Хотелось бы пояснить, что поступаем мы так не для того, чтобы отличаться от остального квартала. Мы хотели бы только, не сразу, но шаг зашагом, изменить, не насмехаясь над чьими-либо чувствами, закостенелые традиции. Банальность — в любой ее форме — не наше кредо, и не дай Бог нам услышать в закусочной фразу типа: «Это была чрезвычайно грубая игра» или «Фланговые прорывы Фаджиолли были возможны благодаря отменной проработке центральной оси атаки», тут уж мы забываем про правильные и рекомендуемые к употреблению в непредвиденных ситуациях формы и выдаем: «Пендаль, это завсегда пожалуйста» или же «Сначала мы накостыляли им хорошенько, а потом накидали банок». Все смотрят на нас, вылупив глаза, но всегда найдется тот, кто не прочь перенять наш изысканный стиль. Мой старший дядюшка, который читает аргентинских писателей, говорит, что со многими из них можно было бы сделать что-то похожее, но никогда не уточняет, с кем именно. А жаль.

[Пер. М. Петрова]

Почта и телеграф

Однажды, когда некий дальний-предальний наш родич выбился в министры, нам удалось по его протекции пристроить кучу членов семейства в почтовое отделение на улице Серрано

[4]

. Продержались мы там недолго, врать не буду. Из трех дней, что мы там проработали, в течение двух мы обслуживали народ с такой невероятной быстротой, что нас осчастливил визитом потрясенный инспектор из Почтового управления и хвалебной заметкой — очередной номер газеты «Ла-Расон»

[5]

. На третий день мы удостоверились, что завоевали популярность, поскольку люди повалили к нам из других частей города, дабы отправить письма и прочее, в том числе почтовые переводы в Пурмамарку и прочие столь же немыслимые места. Тут мой дядя (который старший) дал сигнал, и наше семейство приступило к обслуживанию в соответствии со своими вкусами и обычаями. В окошечке «Продажа марок» моя сестра (которая вторая) выдавала каждому покупателю пестрый воздушный шарик. Первый шарик получила одна пышная сеньора, она так и окаменела — в одной руке шарик, в другой марка, сеньора успела ее послюнить, и марка, постепенно скручиваясь, приклеивалась к ее пальцу. Долгогривый парень от своего шарика категорически отказался, и моя сестра строго его отчитала, а в очереди, выстроившейся к ее окошечку, мнения высказывались противоречивые. Несколько провинциалов, которые переминались у окошечка рядом, упорствуя в неразумном намерении перевести часть своих заработков живущим вдали членам семей, не без изумления принимали стопочки виноградной водки — а кое-кто и пирожки с мясом — из рук моего отца, да еще он вдобавок выкрикивал во всю глотку лучшие советы старика Вискачи

[6]

. Тем временем мои братья, трудившиеся в посылочном отделении, смазывали коробки с посылками дегтем, а затем опускали в ведро с перьями. После чего демонстрировали результаты потрясенному отправителю и убедительно ему разъясняли, какая радость получить такую посылочку. «Бечевочки не видно, — говорили они. — И сургуча не видно, сургуч — это так вульгарно, а имя получателя, обратите внимание, — такое впечатление, что оно прячется у лебедя под крылышком». Сказать честно, в восторге были далеко не все.

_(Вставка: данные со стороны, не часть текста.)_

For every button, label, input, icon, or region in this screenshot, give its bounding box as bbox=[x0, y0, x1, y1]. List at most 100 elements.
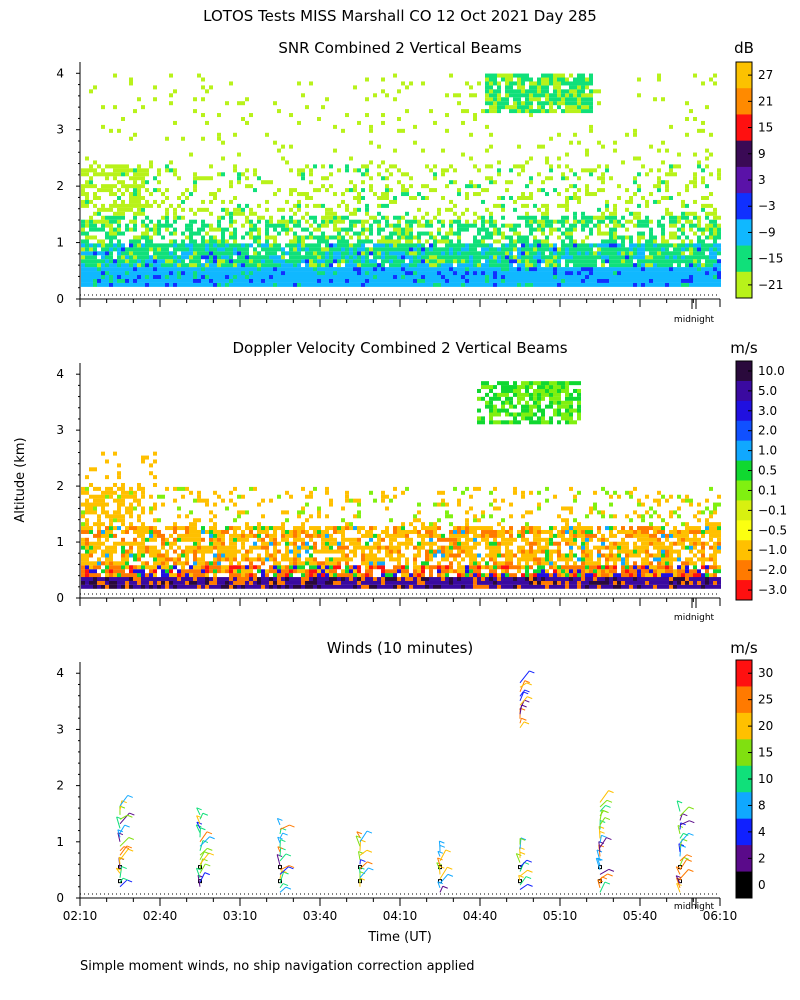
doppler-cell bbox=[273, 557, 277, 562]
snr-cell bbox=[353, 271, 357, 276]
y-tick-label: 1 bbox=[56, 236, 64, 250]
snr-cell bbox=[401, 282, 405, 287]
snr-cell bbox=[213, 239, 217, 244]
snr-cell bbox=[85, 274, 89, 279]
doppler-cell bbox=[85, 576, 89, 581]
snr-cell bbox=[101, 239, 105, 244]
doppler-cell bbox=[353, 514, 357, 519]
snr-cell bbox=[561, 172, 565, 177]
snr-cell bbox=[565, 243, 569, 248]
snr-cell bbox=[113, 267, 117, 272]
snr-cell bbox=[133, 168, 137, 173]
doppler-cell bbox=[457, 533, 461, 538]
doppler-cell bbox=[201, 569, 205, 574]
snr-cell bbox=[521, 192, 525, 197]
doppler-cell bbox=[321, 537, 325, 542]
doppler-cell bbox=[257, 565, 261, 570]
snr-cell bbox=[169, 223, 173, 228]
colorbar-swatch bbox=[736, 62, 752, 89]
snr-cell bbox=[473, 164, 477, 169]
snr-cell bbox=[661, 282, 665, 287]
snr-cell bbox=[573, 89, 577, 94]
snr-cell bbox=[521, 239, 525, 244]
doppler-cell bbox=[193, 537, 197, 542]
doppler-cell bbox=[81, 573, 85, 578]
snr-cell bbox=[697, 227, 701, 232]
snr-cell bbox=[105, 215, 109, 220]
snr-cell bbox=[261, 255, 265, 260]
snr-cell bbox=[581, 81, 585, 86]
doppler-cell bbox=[109, 529, 113, 534]
snr-cell bbox=[429, 109, 433, 114]
snr-cell bbox=[653, 251, 657, 256]
snr-cell bbox=[561, 274, 565, 279]
doppler-cell bbox=[377, 537, 381, 542]
snr-cell bbox=[581, 211, 585, 216]
snr-cell bbox=[281, 156, 285, 161]
snr-cell bbox=[361, 172, 365, 177]
snr-cell bbox=[657, 168, 661, 173]
snr-cell bbox=[241, 247, 245, 252]
snr-cell bbox=[365, 113, 369, 118]
snr-cell bbox=[309, 172, 313, 177]
snr-cell bbox=[109, 192, 113, 197]
doppler-cell bbox=[109, 522, 113, 527]
snr-cell bbox=[349, 274, 353, 279]
doppler-cell bbox=[97, 498, 101, 503]
snr-cell bbox=[705, 271, 709, 276]
snr-cell bbox=[685, 243, 689, 248]
snr-cell bbox=[269, 282, 273, 287]
snr-cell bbox=[277, 188, 281, 193]
snr-cell bbox=[477, 255, 481, 260]
snr-cell bbox=[129, 199, 133, 204]
snr-cell bbox=[325, 278, 329, 283]
snr-cell bbox=[121, 116, 125, 121]
snr-cell bbox=[465, 192, 469, 197]
doppler-cell bbox=[313, 584, 317, 589]
snr-cell bbox=[665, 247, 669, 252]
snr-cell bbox=[113, 219, 117, 224]
snr-cell bbox=[329, 164, 333, 169]
snr-cell bbox=[553, 85, 557, 90]
snr-cell bbox=[129, 271, 133, 276]
snr-cell bbox=[329, 211, 333, 216]
snr-cell bbox=[649, 263, 653, 268]
snr-cell bbox=[209, 251, 213, 256]
doppler-cell bbox=[225, 526, 229, 531]
snr-cell bbox=[549, 105, 553, 110]
snr-cell bbox=[121, 278, 125, 283]
snr-cell bbox=[513, 89, 517, 94]
doppler-cell bbox=[381, 561, 385, 566]
snr-cell bbox=[217, 243, 221, 248]
snr-cell bbox=[633, 223, 637, 228]
doppler-cell bbox=[437, 537, 441, 542]
doppler-cell bbox=[97, 502, 101, 507]
doppler-cell bbox=[217, 545, 221, 550]
snr-cell bbox=[541, 271, 545, 276]
snr-cell bbox=[121, 231, 125, 236]
snr-cell bbox=[557, 274, 561, 279]
doppler-cell bbox=[417, 502, 421, 507]
snr-cell bbox=[517, 77, 521, 82]
doppler-cell bbox=[81, 545, 85, 550]
snr-cell bbox=[213, 259, 217, 264]
snr-cell bbox=[593, 192, 597, 197]
doppler-cell bbox=[433, 576, 437, 581]
snr-cell bbox=[345, 259, 349, 264]
doppler-cell bbox=[341, 553, 345, 558]
snr-cell bbox=[661, 231, 665, 236]
doppler-cell bbox=[125, 529, 129, 534]
snr-cell bbox=[573, 192, 577, 197]
doppler-cell bbox=[169, 576, 173, 581]
doppler-cell bbox=[249, 561, 253, 566]
snr-cell bbox=[569, 89, 573, 94]
doppler-cell bbox=[329, 498, 333, 503]
snr-cell bbox=[101, 282, 105, 287]
snr-cell bbox=[461, 274, 465, 279]
snr-cell bbox=[177, 176, 181, 181]
doppler-cell bbox=[453, 541, 457, 546]
snr-cell bbox=[217, 239, 221, 244]
snr-cell bbox=[337, 267, 341, 272]
snr-cell bbox=[553, 81, 557, 86]
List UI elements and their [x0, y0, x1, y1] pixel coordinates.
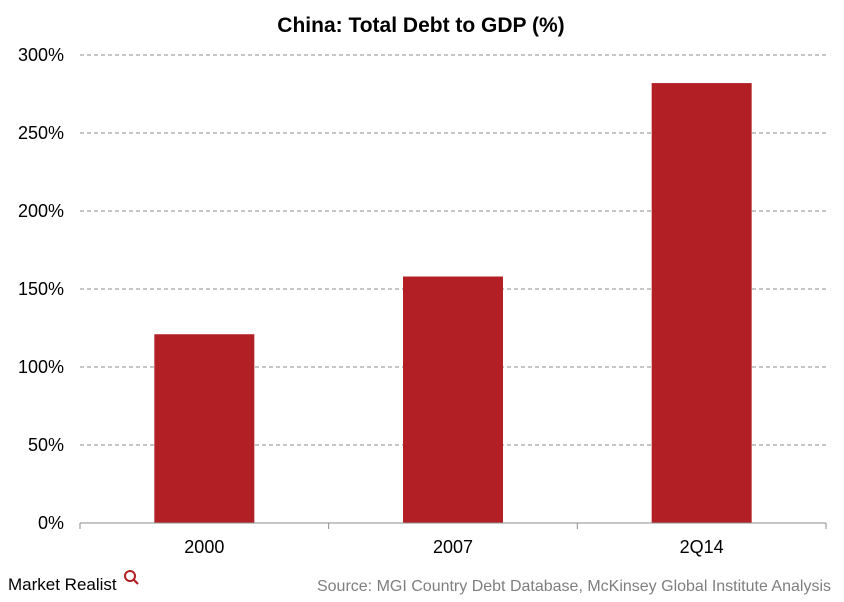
y-tick-label: 50% — [28, 435, 64, 455]
y-axis-ticks: 0% 50% 100% 150% 200% 250% 300% — [18, 45, 64, 533]
x-tick-label: 2000 — [184, 537, 224, 557]
chart-title: China: Total Debt to GDP (%) — [277, 14, 564, 37]
brand-name: Market Realist — [8, 575, 117, 594]
bar — [403, 276, 503, 523]
bar — [651, 83, 752, 523]
magnifier-icon — [124, 570, 139, 585]
brand-logo: Market Realist — [8, 570, 139, 594]
x-tick-label: 2Q14 — [680, 537, 724, 557]
x-axis — [79, 522, 827, 529]
y-tick-label: 200% — [18, 201, 64, 221]
bars — [154, 83, 752, 523]
y-tick-label: 0% — [38, 513, 64, 533]
x-axis-ticks: 2000 2007 2Q14 — [184, 537, 723, 557]
y-tick-label: 300% — [18, 45, 64, 65]
y-tick-label: 250% — [18, 123, 64, 143]
y-tick-label: 150% — [18, 279, 64, 299]
source-note: Source: MGI Country Debt Database, McKin… — [317, 578, 831, 595]
x-tick-label: 2007 — [433, 537, 473, 557]
y-tick-label: 100% — [18, 357, 64, 377]
bar — [154, 334, 255, 523]
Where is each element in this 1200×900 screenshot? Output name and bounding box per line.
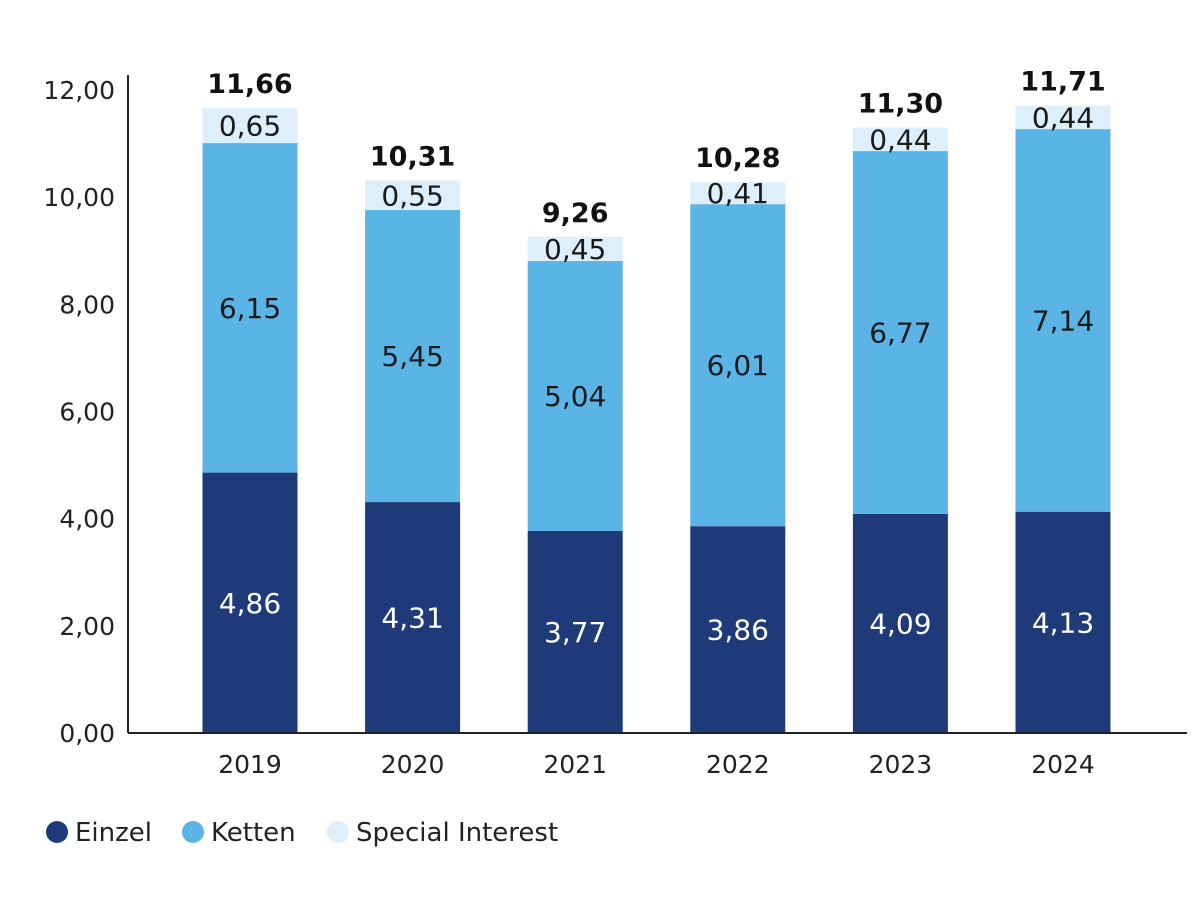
x-tick-label: 2022 (706, 750, 770, 779)
data-label: 7,14 (1032, 304, 1094, 337)
data-label: 0,65 (219, 110, 281, 143)
bar-group: 3,77 5,04 0,45 9,26 (527, 198, 623, 733)
y-tick-label: 4,00 (59, 505, 115, 534)
data-label: 6,01 (707, 349, 769, 382)
x-tick-label: 2019 (218, 750, 282, 779)
x-tick-label: 2023 (869, 750, 933, 779)
bar-segment (690, 182, 786, 205)
data-label: 4,13 (1032, 606, 1094, 639)
total-label: 10,31 (370, 142, 455, 173)
legend-label: Einzel (75, 818, 152, 848)
bar-segment (1015, 129, 1111, 512)
y-axis: 0,00 2,00 4,00 6,00 8,00 10,00 12,00 (43, 75, 129, 748)
bar-segment (365, 180, 461, 211)
bar-segment (202, 143, 298, 473)
data-label: 3,86 (707, 614, 769, 647)
bar-segment (365, 210, 461, 503)
bar-segment (1015, 105, 1111, 130)
x-axis: 2019 2020 2021 2022 2023 2024 (128, 732, 1187, 779)
data-label: 4,31 (381, 602, 443, 635)
data-label: 0,41 (707, 177, 769, 210)
data-label: 0,44 (1032, 101, 1094, 134)
bar-segment (527, 236, 623, 261)
y-tick-label: 12,00 (43, 76, 115, 105)
bars: 4,86 6,15 0,65 11,66 4,31 5,45 0,55 10,31 3,77 5,… (202, 67, 1111, 733)
bar-segment (527, 260, 623, 531)
data-label: 3,77 (544, 616, 606, 649)
total-label: 10,28 (695, 143, 780, 174)
bar-segment (527, 530, 623, 733)
bar-segment (690, 204, 786, 527)
y-tick-label: 2,00 (59, 612, 115, 641)
legend-label: Special Interest (356, 818, 558, 848)
legend-marker (46, 821, 68, 843)
legend-label: Ketten (211, 818, 296, 848)
bar-segment (365, 502, 461, 733)
y-tick-label: 10,00 (43, 183, 115, 212)
data-label: 0,45 (544, 233, 606, 266)
total-label: 9,26 (542, 198, 609, 229)
bar-segment (202, 472, 298, 733)
legend-item: Special Interest (327, 818, 558, 848)
bar-segment (1015, 511, 1111, 733)
bar-segment (852, 513, 948, 733)
data-label: 0,55 (381, 179, 443, 212)
data-label: 0,44 (869, 123, 931, 156)
legend-marker (327, 821, 349, 843)
x-tick-label: 2020 (381, 750, 445, 779)
x-tick-label: 2024 (1031, 750, 1095, 779)
legend-item: Einzel (46, 818, 152, 848)
data-label: 5,45 (381, 340, 443, 373)
total-label: 11,66 (207, 69, 292, 100)
data-label: 5,04 (544, 380, 606, 413)
data-label: 6,77 (869, 316, 931, 349)
bar-group: 4,86 6,15 0,65 11,66 (202, 69, 298, 733)
data-label: 6,15 (219, 292, 281, 325)
bar-segment (852, 151, 948, 514)
legend-item: Ketten (182, 818, 296, 848)
x-tick-label: 2021 (543, 750, 607, 779)
bar-group: 4,31 5,45 0,55 10,31 (365, 142, 461, 733)
data-label: 4,09 (869, 607, 931, 640)
y-tick-label: 8,00 (59, 290, 115, 319)
bar-segment (690, 526, 786, 733)
total-label: 11,30 (858, 89, 943, 120)
bar-segment (202, 108, 298, 144)
y-tick-label: 0,00 (59, 719, 115, 748)
total-label: 11,71 (1020, 67, 1105, 98)
y-tick-label: 6,00 (59, 398, 115, 427)
legend: Einzel Ketten Special Interest (46, 818, 558, 848)
data-label: 4,86 (219, 587, 281, 620)
bar-segment (852, 127, 948, 152)
legend-marker (182, 821, 204, 843)
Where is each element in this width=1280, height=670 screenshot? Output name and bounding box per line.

Когда в помещение ворвались полицейские и зеваки, моя мать завершила мероприятие самым эффектным образом, запустив в толпу великое множество разноцветных самолетиков, сделанных из бланков для телеграмм и переводов, а также конвертов для заказных писем. Исполнив хором государственный гимн, мы отступили стройными рядами; я заметил, что одна девчушка, стоявшая в очереди к окошечку «Продажа марок», плакала: она была третья, но знала, что уже не успеет получить шарик.